During World War II, RFID was being used to spot incoming planes and ships; today, it is taking the construction industry by storm. RFID has cut costs and improved the efficiency of construction projects across the world. Its functionality ranges from tracking inventory and personnel, to access management, and beyond! Some of the trends we saw in 2016 included project management, equipment and tool management, and a means of relaying safety information; what should we expect in 2017?

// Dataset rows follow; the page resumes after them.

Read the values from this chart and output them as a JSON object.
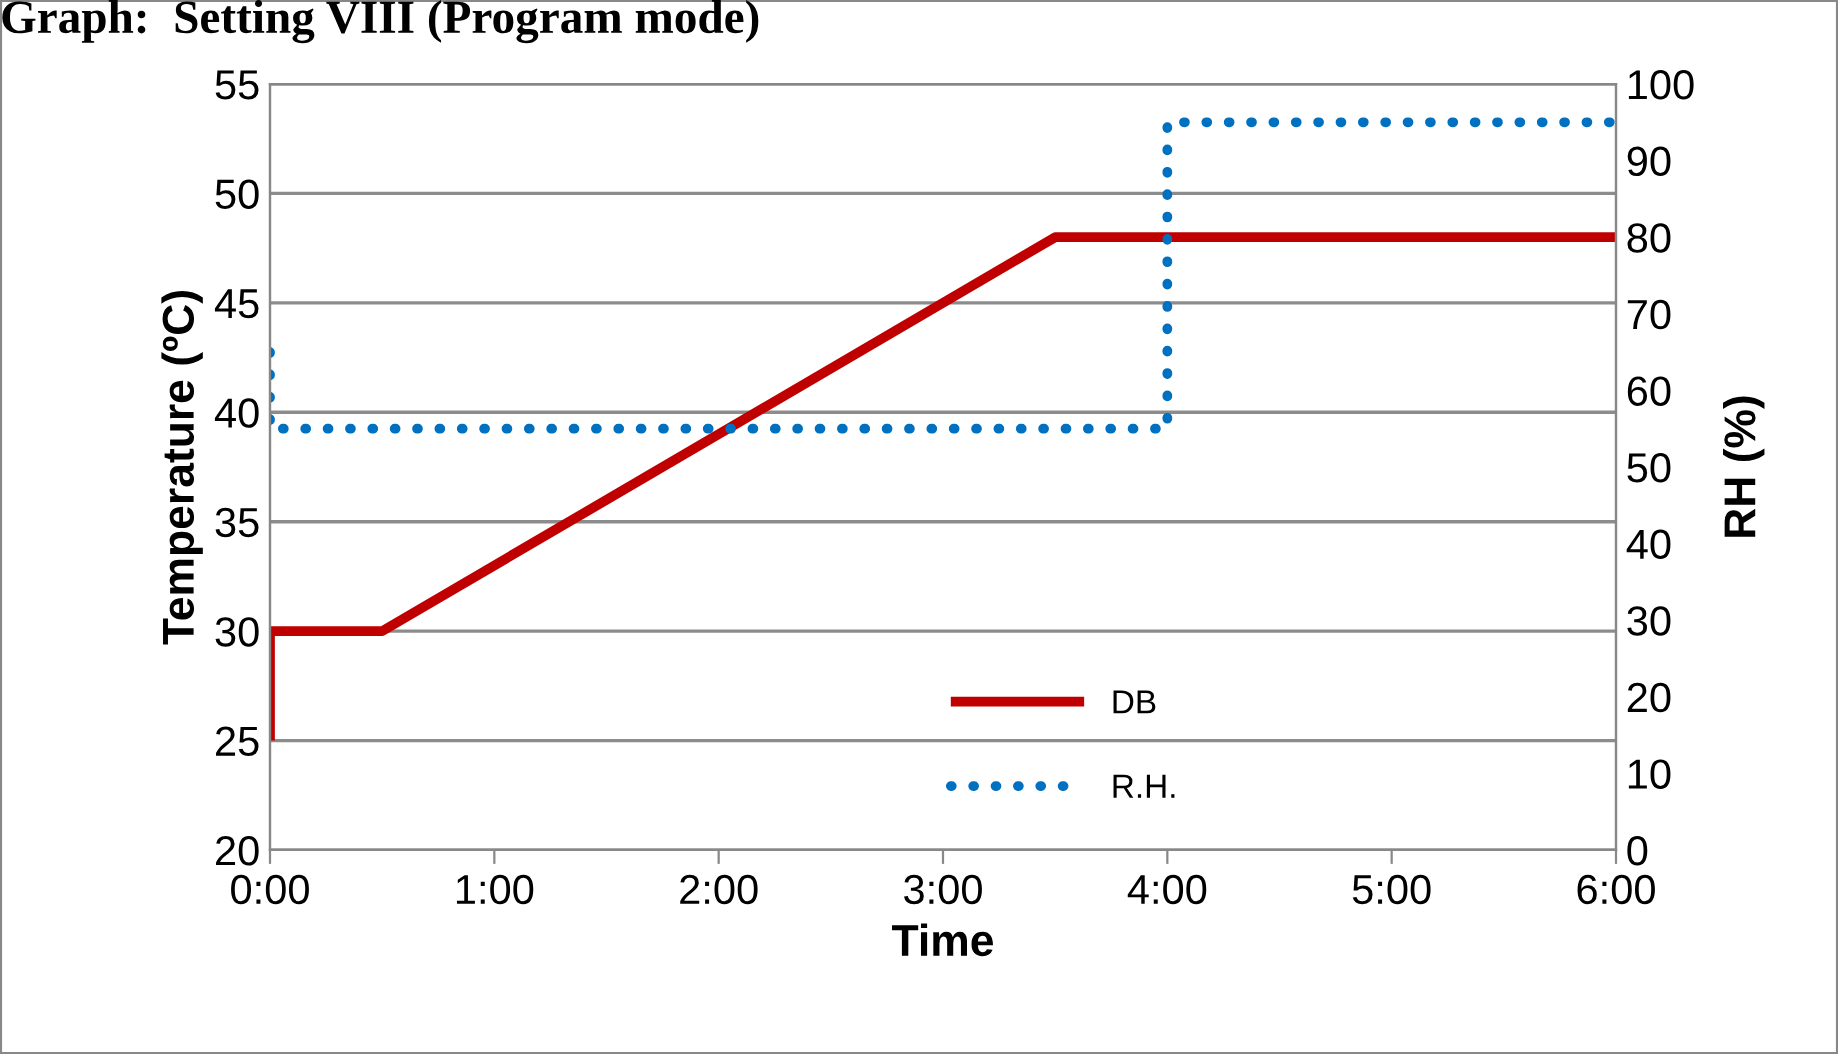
{
  "chart_data": {
    "type": "line",
    "title": "Graph:  Setting VIII (Program mode)",
    "xlabel": "Time",
    "ylabel": "Temperature (ºC)",
    "y2label": "RH (%)",
    "series": [
      {
        "name": "DB",
        "color": "#c00000",
        "line_style": "solid",
        "x": [
          0,
          0,
          0.5,
          3.5,
          6
        ],
        "values": [
          25,
          30,
          30,
          48,
          48
        ]
      },
      {
        "name": "R.H.",
        "color": "#0070c0",
        "line_style": "dotted",
        "axis": "y2",
        "x": [
          0,
          0,
          4,
          4,
          6
        ],
        "values": [
          65,
          55,
          55,
          95,
          95
        ]
      }
    ],
    "xlim": [
      0,
      6
    ],
    "xticks": [
      {
        "value": 0,
        "label": "0:00"
      },
      {
        "value": 1,
        "label": "1:00"
      },
      {
        "value": 2,
        "label": "2:00"
      },
      {
        "value": 3,
        "label": "3:00"
      },
      {
        "value": 4,
        "label": "4:00"
      },
      {
        "value": 5,
        "label": "5:00"
      },
      {
        "value": 6,
        "label": "6:00"
      }
    ],
    "ylim": [
      20,
      55
    ],
    "yticks": [
      20,
      25,
      30,
      35,
      40,
      45,
      50,
      55
    ],
    "y2lim": [
      0,
      100
    ],
    "y2ticks": [
      0,
      10,
      20,
      30,
      40,
      50,
      60,
      70,
      80,
      90,
      100
    ],
    "grid": "y",
    "legend": "bottom",
    "marker": "none"
  }
}
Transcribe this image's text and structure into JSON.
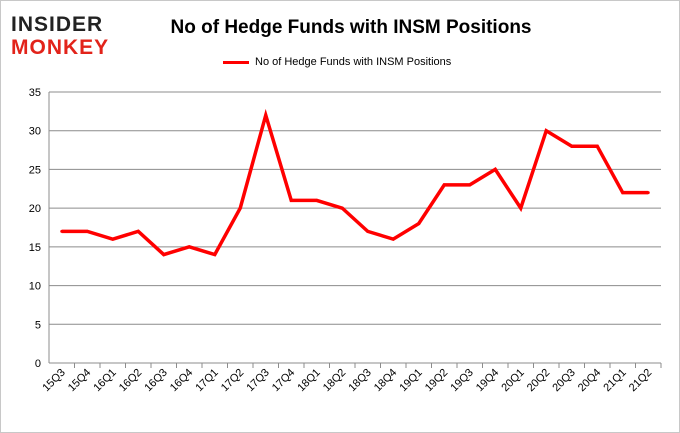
{
  "logo": {
    "line1": "INSIDER",
    "line2": "MONKEY"
  },
  "colors": {
    "series": "#ff0000",
    "grid": "#8c8c8c",
    "logo_red": "#e2231a"
  },
  "chart_data": {
    "type": "line",
    "title": "No of Hedge Funds with INSM Positions",
    "xlabel": "",
    "ylabel": "",
    "ylim": [
      0,
      35
    ],
    "yticks": [
      0,
      5,
      10,
      15,
      20,
      25,
      30,
      35
    ],
    "grid": true,
    "legend_position": "top-center",
    "categories": [
      "15Q3",
      "15Q4",
      "16Q1",
      "16Q2",
      "16Q3",
      "16Q4",
      "17Q1",
      "17Q2",
      "17Q3",
      "17Q4",
      "18Q1",
      "18Q2",
      "18Q3",
      "18Q4",
      "19Q1",
      "19Q2",
      "19Q3",
      "19Q4",
      "20Q1",
      "20Q2",
      "20Q3",
      "20Q4",
      "21Q1",
      "21Q2"
    ],
    "series": [
      {
        "name": "No of Hedge Funds with INSM  Positions",
        "values": [
          17,
          17,
          16,
          17,
          14,
          15,
          14,
          20,
          32,
          21,
          21,
          20,
          17,
          16,
          18,
          23,
          23,
          25,
          20,
          30,
          28,
          28,
          22,
          22
        ]
      }
    ]
  }
}
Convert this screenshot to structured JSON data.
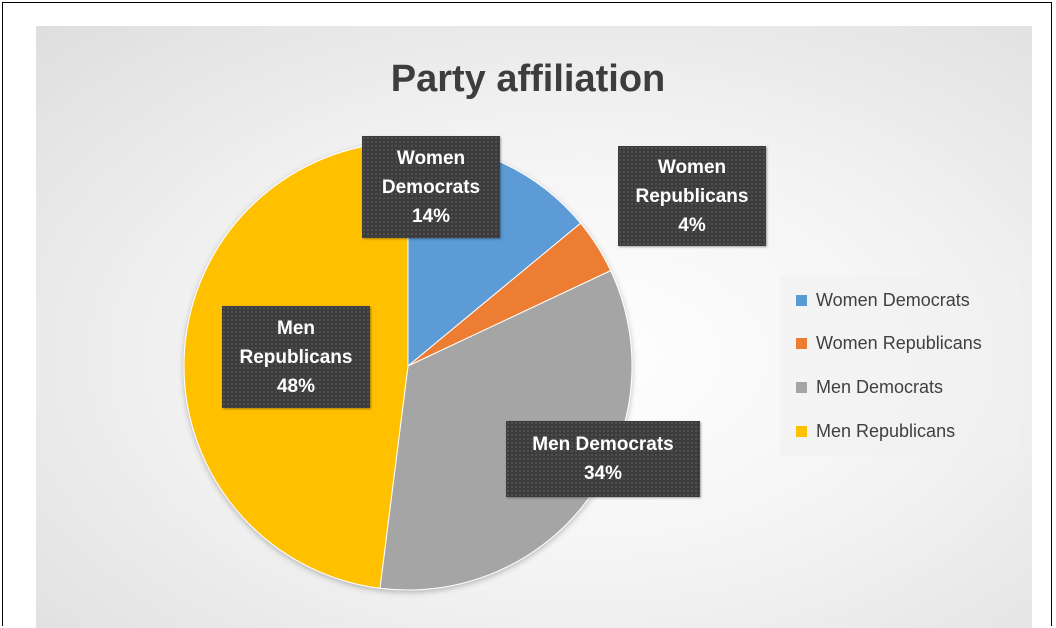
{
  "chart_data": {
    "type": "pie",
    "title": "Party affiliation",
    "categories": [
      "Women Democrats",
      "Women Republicans",
      "Men Democrats",
      "Men Republicans"
    ],
    "values": [
      14,
      4,
      34,
      48
    ],
    "unit": "%",
    "colors": [
      "#5b9bd5",
      "#ed7d31",
      "#a5a5a5",
      "#ffc000"
    ],
    "labels": [
      {
        "lines": [
          "Women",
          "Democrats",
          "14%"
        ]
      },
      {
        "lines": [
          "Women",
          "Republicans",
          "4%"
        ]
      },
      {
        "lines": [
          "Men Democrats",
          "34%"
        ]
      },
      {
        "lines": [
          "Men",
          "Republicans",
          "48%"
        ]
      }
    ],
    "legend": {
      "position": "right",
      "entries": [
        "Women Democrats",
        "Women Republicans",
        "Men Democrats",
        "Men Republicans"
      ]
    },
    "start_angle": "12 o'clock",
    "direction": "clockwise"
  }
}
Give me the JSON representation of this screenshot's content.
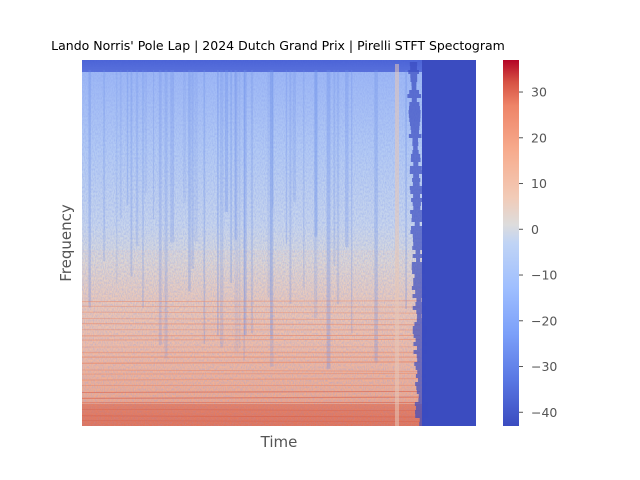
{
  "chart_data": {
    "type": "heatmap",
    "title": "Lando Norris' Pole Lap | 2024 Dutch Grand Prix | Pirelli STFT Spectogram",
    "xlabel": "Time",
    "ylabel": "Frequency",
    "x_ticks": [],
    "y_ticks": [],
    "grid": false,
    "colormap": "coolwarm",
    "colorbar": {
      "vmin": -43,
      "vmax": 37,
      "ticks": [
        30,
        20,
        10,
        0,
        -10,
        -20,
        -30,
        -40
      ],
      "tick_labels": [
        "30",
        "20",
        "10",
        "0",
        "−10",
        "−20",
        "−30",
        "−40"
      ]
    },
    "colors": {
      "low": "#3b4cc0",
      "mid": "#dddddd",
      "high": "#b40426",
      "background_fill": "#3b4cc0"
    }
  }
}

       According to Emily Peiffer, a writer at, the construction industry is to see an increase in collaborative projects, an increase in prefabrication techniques, and a shortage of skilled laborers. What this means for the RFID industry is an increase in usefulness as well as necessity. For instance, collaborative projects require more personnel, all of whom require access to the work site, which RFID badges help to facilitate. On the other hand, there are projects incorporating prefabrication techniques. While these projects might require less personnel, there is more importance placed on the specifications of materials, which RFID scanners do a great job of keeping track of. As far as a shortage in skilled laborers, RFID cannot create these. However, it can help manage, track, and appropriate the available skilled workers in a way that deadlines and completion dates may still be met.

New and exciting implementation of RFID is being developed every day. Here we mentioned its usefulness, particularly in project and asset management, although we are just beginning in to scratch the surface of the full scope of its applications.